Je voulais raconter la transition que vit ma chère Marraine (ma grand-mère maternelle), en deuil depuis bientôt un an. Elle vient tout juste de s’installer dans une résidence confortable et jolie, pour son bien, mais avec beaucoup de difficulté à quitter le passé. Elle s’accrochait à sa maison, ses souvenirs, comme autant de bouées qui la menaient tout droit à sa perte, s’emmurant dans un isolement néfaste. Elle faisait peine à voir, ainsi seule, exposée et vulnérable, dépendante et triste. Elle ne voulait pas partir, après tant d’années dans sa maison-musée (tant de souvenirs, de voyages, d’années de vie dans un même lieu). Elle se liait au vide, inventant avec toutes les raisons du monde la présence de son grand amour envollé. L’abscence physique de Parrain la fait si crellement souffrir. Nous avons dû l’emmener ailleurs, où des gens pourraient bien prendre soin d’elle au quotidien. Il le fallait. Pour la famille, le moment fut clef, bien sûr. Encore maintenant, j’ose à peine en parler du bout des doigts, car je ne voudrais en rien faire osciller les liens fragiles entre les aimés. Il est clair qu’un changement comme celui-ci occasionne son lot de tensions et expose les fragilités de tous, y compris de ceux qui se veulent les plus forts. Héritage familial de force et de courage, ces qualités se portent parfois comme un bouclier qui masque des douleurs enfouies. Unique petite-fille de mes chers grands-parents, j’ai une sensibilité particulière et un amour inconditionnel pour cette femme qui fut ma deuxième maman. Je respire enfin, car elle semble accepter un peu le changement. Elle mange avec appétit, semble se lier d’amitié avec les autres résidents, joue de son humour et de ses rires avec le personnel.
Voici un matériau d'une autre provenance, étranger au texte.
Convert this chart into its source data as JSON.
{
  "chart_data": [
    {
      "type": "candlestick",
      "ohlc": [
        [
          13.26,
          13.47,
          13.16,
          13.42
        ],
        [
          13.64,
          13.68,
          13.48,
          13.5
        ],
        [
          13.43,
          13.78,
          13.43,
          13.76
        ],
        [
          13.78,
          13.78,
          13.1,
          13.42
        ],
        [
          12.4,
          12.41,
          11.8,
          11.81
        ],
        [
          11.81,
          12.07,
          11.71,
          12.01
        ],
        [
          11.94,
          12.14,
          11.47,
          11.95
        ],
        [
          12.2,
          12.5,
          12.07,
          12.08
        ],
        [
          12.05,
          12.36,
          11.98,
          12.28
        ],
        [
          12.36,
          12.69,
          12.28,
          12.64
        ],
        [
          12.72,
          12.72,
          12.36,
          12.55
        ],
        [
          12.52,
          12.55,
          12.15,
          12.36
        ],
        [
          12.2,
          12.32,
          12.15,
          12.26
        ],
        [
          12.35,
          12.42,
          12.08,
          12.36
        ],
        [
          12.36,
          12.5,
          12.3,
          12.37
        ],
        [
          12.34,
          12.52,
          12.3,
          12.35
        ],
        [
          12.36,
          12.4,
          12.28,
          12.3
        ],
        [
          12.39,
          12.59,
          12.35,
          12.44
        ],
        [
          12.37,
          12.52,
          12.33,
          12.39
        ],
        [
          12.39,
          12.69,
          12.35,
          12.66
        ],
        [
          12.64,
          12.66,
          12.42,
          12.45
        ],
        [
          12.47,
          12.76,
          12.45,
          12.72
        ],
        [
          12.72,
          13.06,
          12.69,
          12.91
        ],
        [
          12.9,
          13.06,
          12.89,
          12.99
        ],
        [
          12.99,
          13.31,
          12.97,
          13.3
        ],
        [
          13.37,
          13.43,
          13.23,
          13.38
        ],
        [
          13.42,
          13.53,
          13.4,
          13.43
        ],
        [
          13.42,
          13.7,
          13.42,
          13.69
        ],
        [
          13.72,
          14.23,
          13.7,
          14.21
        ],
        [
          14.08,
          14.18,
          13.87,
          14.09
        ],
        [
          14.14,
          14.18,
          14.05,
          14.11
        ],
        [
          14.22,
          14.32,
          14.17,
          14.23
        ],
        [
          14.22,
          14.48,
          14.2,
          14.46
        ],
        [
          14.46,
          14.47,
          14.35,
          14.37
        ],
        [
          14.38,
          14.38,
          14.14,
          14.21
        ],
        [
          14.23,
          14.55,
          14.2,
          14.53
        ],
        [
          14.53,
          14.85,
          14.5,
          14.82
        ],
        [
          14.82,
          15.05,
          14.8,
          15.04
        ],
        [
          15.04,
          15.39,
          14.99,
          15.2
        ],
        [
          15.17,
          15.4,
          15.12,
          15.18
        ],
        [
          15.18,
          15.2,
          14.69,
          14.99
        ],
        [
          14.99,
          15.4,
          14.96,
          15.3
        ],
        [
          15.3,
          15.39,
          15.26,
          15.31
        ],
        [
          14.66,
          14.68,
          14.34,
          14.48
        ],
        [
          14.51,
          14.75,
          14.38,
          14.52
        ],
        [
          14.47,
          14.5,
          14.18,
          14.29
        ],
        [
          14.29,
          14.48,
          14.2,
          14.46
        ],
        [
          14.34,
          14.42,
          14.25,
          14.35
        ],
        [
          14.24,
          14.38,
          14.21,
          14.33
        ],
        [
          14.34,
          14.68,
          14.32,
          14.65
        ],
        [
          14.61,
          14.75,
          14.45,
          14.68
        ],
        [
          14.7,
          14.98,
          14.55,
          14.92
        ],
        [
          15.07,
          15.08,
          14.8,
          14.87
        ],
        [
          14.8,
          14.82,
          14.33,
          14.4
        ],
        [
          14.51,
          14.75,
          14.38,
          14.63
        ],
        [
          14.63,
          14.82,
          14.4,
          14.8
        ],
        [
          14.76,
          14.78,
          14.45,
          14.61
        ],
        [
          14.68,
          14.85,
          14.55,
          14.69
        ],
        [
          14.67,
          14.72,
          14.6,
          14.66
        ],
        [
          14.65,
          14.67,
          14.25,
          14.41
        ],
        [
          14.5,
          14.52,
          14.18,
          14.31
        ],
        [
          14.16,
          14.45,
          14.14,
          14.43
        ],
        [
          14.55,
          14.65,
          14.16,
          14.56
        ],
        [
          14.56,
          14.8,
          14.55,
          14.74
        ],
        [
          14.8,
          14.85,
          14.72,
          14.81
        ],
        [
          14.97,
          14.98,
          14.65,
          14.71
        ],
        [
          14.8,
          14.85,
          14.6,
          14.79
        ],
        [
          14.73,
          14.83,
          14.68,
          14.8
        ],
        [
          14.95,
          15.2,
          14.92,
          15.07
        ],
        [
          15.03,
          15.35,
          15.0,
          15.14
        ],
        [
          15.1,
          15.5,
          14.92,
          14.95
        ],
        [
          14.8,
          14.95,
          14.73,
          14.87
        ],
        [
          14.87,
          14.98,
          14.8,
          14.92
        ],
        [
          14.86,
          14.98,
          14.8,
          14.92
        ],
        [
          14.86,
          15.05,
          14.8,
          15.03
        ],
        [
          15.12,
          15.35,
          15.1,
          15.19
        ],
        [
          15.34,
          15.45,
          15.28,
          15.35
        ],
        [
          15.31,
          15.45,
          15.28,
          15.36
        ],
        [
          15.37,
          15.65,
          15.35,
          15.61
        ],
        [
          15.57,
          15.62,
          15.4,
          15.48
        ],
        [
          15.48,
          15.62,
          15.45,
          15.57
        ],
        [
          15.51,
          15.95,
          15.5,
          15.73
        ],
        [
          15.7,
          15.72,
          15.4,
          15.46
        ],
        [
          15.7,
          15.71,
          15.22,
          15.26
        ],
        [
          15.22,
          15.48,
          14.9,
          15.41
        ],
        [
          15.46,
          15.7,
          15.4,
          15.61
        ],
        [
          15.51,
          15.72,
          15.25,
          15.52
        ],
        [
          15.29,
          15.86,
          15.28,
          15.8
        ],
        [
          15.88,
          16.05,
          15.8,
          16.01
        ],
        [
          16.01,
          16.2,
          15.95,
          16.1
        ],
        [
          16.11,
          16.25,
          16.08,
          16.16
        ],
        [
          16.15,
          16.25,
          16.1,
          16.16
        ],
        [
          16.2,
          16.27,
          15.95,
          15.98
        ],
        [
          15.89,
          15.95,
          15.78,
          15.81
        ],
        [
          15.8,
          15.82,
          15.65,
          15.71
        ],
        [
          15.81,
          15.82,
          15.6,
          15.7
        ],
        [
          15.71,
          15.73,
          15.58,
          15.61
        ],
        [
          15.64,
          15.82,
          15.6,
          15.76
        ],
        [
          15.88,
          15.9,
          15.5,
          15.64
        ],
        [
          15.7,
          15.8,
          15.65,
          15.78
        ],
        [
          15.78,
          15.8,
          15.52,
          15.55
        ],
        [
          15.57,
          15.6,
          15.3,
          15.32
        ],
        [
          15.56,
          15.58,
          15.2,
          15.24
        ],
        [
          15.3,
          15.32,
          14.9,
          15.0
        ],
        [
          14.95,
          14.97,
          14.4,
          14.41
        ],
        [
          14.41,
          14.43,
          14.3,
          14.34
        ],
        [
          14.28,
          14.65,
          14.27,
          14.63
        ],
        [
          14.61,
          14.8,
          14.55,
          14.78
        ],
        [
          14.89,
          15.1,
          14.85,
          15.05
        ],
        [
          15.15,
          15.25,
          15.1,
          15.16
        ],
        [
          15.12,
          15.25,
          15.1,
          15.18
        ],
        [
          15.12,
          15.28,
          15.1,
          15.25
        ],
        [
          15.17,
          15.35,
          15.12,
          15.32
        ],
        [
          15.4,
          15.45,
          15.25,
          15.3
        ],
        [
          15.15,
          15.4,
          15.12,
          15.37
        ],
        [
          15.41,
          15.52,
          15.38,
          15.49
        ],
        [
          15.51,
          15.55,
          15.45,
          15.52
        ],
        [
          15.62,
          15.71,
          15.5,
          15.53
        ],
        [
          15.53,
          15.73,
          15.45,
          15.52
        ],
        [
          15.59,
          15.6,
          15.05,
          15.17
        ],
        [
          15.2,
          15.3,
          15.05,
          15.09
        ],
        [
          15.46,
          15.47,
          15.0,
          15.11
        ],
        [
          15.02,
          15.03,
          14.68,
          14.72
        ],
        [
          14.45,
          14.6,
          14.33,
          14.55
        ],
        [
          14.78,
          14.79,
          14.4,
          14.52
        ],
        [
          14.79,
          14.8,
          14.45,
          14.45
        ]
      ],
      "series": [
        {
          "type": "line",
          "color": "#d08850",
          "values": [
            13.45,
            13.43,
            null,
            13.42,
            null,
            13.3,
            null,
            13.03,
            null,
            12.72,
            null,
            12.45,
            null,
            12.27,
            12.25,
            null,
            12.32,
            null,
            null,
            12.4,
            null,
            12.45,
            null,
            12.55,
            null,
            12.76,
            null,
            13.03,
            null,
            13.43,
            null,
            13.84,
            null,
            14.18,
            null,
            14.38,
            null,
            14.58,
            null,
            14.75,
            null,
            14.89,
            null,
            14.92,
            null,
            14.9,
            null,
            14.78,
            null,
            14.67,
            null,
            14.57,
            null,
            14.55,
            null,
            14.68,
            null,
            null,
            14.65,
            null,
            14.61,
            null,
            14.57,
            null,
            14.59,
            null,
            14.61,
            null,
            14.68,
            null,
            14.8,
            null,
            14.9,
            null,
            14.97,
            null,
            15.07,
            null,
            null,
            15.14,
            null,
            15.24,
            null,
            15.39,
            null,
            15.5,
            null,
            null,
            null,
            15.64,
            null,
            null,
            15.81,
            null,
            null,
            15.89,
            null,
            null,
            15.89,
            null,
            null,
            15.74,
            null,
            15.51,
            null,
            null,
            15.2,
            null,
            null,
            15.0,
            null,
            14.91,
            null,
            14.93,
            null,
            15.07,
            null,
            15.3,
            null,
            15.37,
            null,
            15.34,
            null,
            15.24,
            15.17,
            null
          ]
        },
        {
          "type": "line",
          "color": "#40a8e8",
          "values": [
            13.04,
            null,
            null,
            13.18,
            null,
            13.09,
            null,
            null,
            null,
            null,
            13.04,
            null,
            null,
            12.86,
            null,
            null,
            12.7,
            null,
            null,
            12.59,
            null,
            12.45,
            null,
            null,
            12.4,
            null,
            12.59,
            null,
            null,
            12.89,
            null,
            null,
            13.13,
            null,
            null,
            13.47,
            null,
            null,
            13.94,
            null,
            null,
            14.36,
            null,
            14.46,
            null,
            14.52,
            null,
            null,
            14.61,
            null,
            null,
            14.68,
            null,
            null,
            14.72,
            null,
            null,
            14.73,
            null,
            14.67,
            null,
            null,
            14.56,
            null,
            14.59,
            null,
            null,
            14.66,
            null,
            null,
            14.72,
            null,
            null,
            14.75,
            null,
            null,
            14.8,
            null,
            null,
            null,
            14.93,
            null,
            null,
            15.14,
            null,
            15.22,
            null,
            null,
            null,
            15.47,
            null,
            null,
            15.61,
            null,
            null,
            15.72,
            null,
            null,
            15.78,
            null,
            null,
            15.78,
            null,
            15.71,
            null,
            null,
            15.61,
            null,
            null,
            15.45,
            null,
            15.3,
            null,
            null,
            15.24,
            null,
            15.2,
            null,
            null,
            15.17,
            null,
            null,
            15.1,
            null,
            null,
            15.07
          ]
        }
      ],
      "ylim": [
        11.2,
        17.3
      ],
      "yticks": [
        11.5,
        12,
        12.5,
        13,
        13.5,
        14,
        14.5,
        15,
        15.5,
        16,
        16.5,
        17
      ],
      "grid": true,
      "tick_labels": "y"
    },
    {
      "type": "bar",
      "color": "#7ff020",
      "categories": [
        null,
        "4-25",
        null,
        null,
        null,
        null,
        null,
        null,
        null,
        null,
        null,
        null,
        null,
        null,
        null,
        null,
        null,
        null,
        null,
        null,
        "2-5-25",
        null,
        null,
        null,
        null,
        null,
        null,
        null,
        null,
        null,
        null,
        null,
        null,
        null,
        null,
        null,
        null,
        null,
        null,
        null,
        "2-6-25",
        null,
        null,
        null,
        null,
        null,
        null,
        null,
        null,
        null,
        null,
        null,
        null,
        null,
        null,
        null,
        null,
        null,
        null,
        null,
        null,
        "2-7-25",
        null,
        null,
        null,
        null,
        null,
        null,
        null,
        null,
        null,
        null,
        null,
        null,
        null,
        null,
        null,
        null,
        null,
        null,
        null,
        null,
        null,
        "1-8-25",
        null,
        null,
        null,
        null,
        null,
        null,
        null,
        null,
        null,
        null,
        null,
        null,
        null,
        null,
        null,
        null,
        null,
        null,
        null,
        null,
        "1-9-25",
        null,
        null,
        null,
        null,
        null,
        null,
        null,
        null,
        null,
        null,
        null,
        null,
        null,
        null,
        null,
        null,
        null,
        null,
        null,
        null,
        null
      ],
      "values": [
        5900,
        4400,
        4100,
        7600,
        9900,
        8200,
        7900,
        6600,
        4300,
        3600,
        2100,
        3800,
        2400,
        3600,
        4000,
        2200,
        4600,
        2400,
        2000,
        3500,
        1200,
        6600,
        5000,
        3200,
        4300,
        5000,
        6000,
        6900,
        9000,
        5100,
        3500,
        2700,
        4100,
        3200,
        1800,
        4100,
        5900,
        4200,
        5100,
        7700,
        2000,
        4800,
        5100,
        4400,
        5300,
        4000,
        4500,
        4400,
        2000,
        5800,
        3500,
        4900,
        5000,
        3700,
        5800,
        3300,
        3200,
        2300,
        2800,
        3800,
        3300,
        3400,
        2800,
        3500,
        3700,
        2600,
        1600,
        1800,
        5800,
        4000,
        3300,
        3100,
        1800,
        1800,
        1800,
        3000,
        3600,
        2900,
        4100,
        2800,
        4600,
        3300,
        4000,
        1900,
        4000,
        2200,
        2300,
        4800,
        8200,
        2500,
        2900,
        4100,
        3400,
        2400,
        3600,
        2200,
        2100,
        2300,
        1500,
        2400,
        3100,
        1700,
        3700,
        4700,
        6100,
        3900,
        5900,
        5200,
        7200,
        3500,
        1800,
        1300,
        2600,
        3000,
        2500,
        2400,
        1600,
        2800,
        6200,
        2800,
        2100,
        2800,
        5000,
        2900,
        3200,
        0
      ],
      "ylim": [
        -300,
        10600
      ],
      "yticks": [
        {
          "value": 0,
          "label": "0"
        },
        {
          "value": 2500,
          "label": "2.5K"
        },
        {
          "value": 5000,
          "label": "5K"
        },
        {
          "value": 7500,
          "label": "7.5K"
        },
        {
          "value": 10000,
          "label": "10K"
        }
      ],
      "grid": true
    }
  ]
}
J’espère qu’elle trouvera la paix et un peu de joie dans ces lieux, avec ces gens.

Je voulais raconter aussi mon voyage au Costa Rica, que j’ai choisi de livrer en photos. Les textes sont dans un cahier manuscrit, encore. J’espère que j’arriverai à déchiffrer mon écriture illisible.

Choix et doutes

C’est incroyable combien une seule conversation peut modifier notre état, notre pensée. Ce matin je discutais de ma situation professionnelle avec mon amie Rocio. Tout en lui parlant, tout est devenu clair, évident. Ma marche à suivre semblait toute tracée, je me sentais forte et sûre de moi afin de m’engager dans cette voie. Dommage que mes doutes soient revenus alors que je me trouve seule à jongler avec mes pensées. Puis j’ai reçu un courriel d’une autre amie, Madame A. Elle prépare un article sur les listes. Les gens qui font des listes. Des listes de projets, des listes d’objectifs, des listes de maisons à visiter, des listes de choses à faire avant de mourrir. Moi aussi j’ai des listes, mais j’avais oublié leur puissance dans des situations de doutes et d’ombrage. Je vais m’y remettre, les remettre à jour, les utiliser en détails. Merci, Madame A. de me rappeller l’importance de cet outil tout simple. Vous faites des listes, vous?